Another way to measure a gut microbiome injury besides calculating the diversity is looking at a phenomenon that we find in our patients that we term monodomination where instead of hundreds of different bacteria growing in the gut a third, or in some cases 95% , of the bacteria in an individual’s intestine are all the exact same strain. Here we define monodomination as any time that one bacterium accounts for 30% or more of the gut composition which is a very unusual scenario in people walking around, eating a normal diet and not being exposed to broad spectrum antibiotics. We can see that the incidence and the prevalence of this monodomination phenotype is strikingly similar at all four centres. Even though each of these centres uses different antibiotic strategies – the people in Japan have a diet that’s different to the people in the United States – but the patterns of microbiome injury are nearly superimposable. This here shows which bacteria account for the different monodomination events.
I’ll point out to you that studies from animals suggest that the T-cells which cause graft versus host disease that have just been infused migrate to the gut as early as day two or three after the transplant. By that time already 50% of patients have experienced a monodomination event in their gut so the milieu, the environment, that the donor immune system is encountering as it comes into the recipient patients is already seeing a damaged gut.

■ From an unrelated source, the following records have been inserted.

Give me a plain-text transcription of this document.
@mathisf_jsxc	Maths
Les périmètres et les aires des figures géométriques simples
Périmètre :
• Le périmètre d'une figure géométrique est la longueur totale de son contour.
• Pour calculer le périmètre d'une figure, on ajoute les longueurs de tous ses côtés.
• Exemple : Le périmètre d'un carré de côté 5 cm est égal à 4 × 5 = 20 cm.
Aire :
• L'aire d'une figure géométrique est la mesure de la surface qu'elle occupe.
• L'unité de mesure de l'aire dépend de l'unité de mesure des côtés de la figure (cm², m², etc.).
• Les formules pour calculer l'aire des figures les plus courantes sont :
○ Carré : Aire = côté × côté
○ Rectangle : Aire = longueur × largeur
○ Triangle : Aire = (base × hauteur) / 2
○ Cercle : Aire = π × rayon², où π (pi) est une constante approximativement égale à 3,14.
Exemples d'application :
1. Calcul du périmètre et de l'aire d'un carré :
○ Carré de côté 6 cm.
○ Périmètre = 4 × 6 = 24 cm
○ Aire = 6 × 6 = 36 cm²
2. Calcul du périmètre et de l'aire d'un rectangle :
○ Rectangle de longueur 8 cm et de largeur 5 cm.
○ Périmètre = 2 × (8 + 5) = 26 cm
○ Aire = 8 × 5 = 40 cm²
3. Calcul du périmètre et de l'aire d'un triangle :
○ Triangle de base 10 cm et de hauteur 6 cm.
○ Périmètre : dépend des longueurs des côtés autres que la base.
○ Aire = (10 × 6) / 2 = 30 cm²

What about the post-transplant setting? Here we find that also, as in the pre-transplant setting, after the patient has recovered from the first phase of the bone marrow transplant and the donor cells have set up shop and started making their own new white blood cells, we call this the peri-neutrophil engraftment period, again the diversity at the peri-neutrophil engraftment period is predictive of survival. Here we see this reproducibly at three different centres.
So where can we go from here? There are different strategies to try to remediate or prevent microbiome damage. One strategy might be a probiotic and that could be something that’s available on the shelf or perhaps a rationally designed probiotic where we make something with just the right strains that we figure out are the right ones. You could try a prebiotic approach where you might give a patient a food that promotes the growth of a good bacterium. Or perhaps you could use a post-biotic approach where if we can discern which metabolites the bacteria produce that are giving a salutary effect perhaps we could just give that metabolite which may be an attractive strategy in an immunocompromised patient. Finally we can think about different antibiotic strategies, to use or not use different types of antibiotics at different times in a rational way.
So the bottom line is these are different strategies that are in development, this is where many fields are going and we’re trying to take bone marrow transplantation in this direction as well. The abstract that we’re presenting at this conference indicates that you could try to deploy these strategies either after neutrophil engraftment or before the transplant in a clinical trial.
So, again in conclusion, microbiota injury, including loss of diversity and Enterococcal domination occur across geography. The association of diversity with overall survival is reproducible over time and across geography. Microbiota diversity is predictive of overall survival when sampled either pre-haematopoietic cell transplant or at the time of neutrophil engraftment. As I mentioned, this work was done in collaboration with colleagues at Duke, Regensburg and Hokkaido and my mentor Marcel van den Brink and my computational biologist co-author Antonio Gomes. Thank you very much.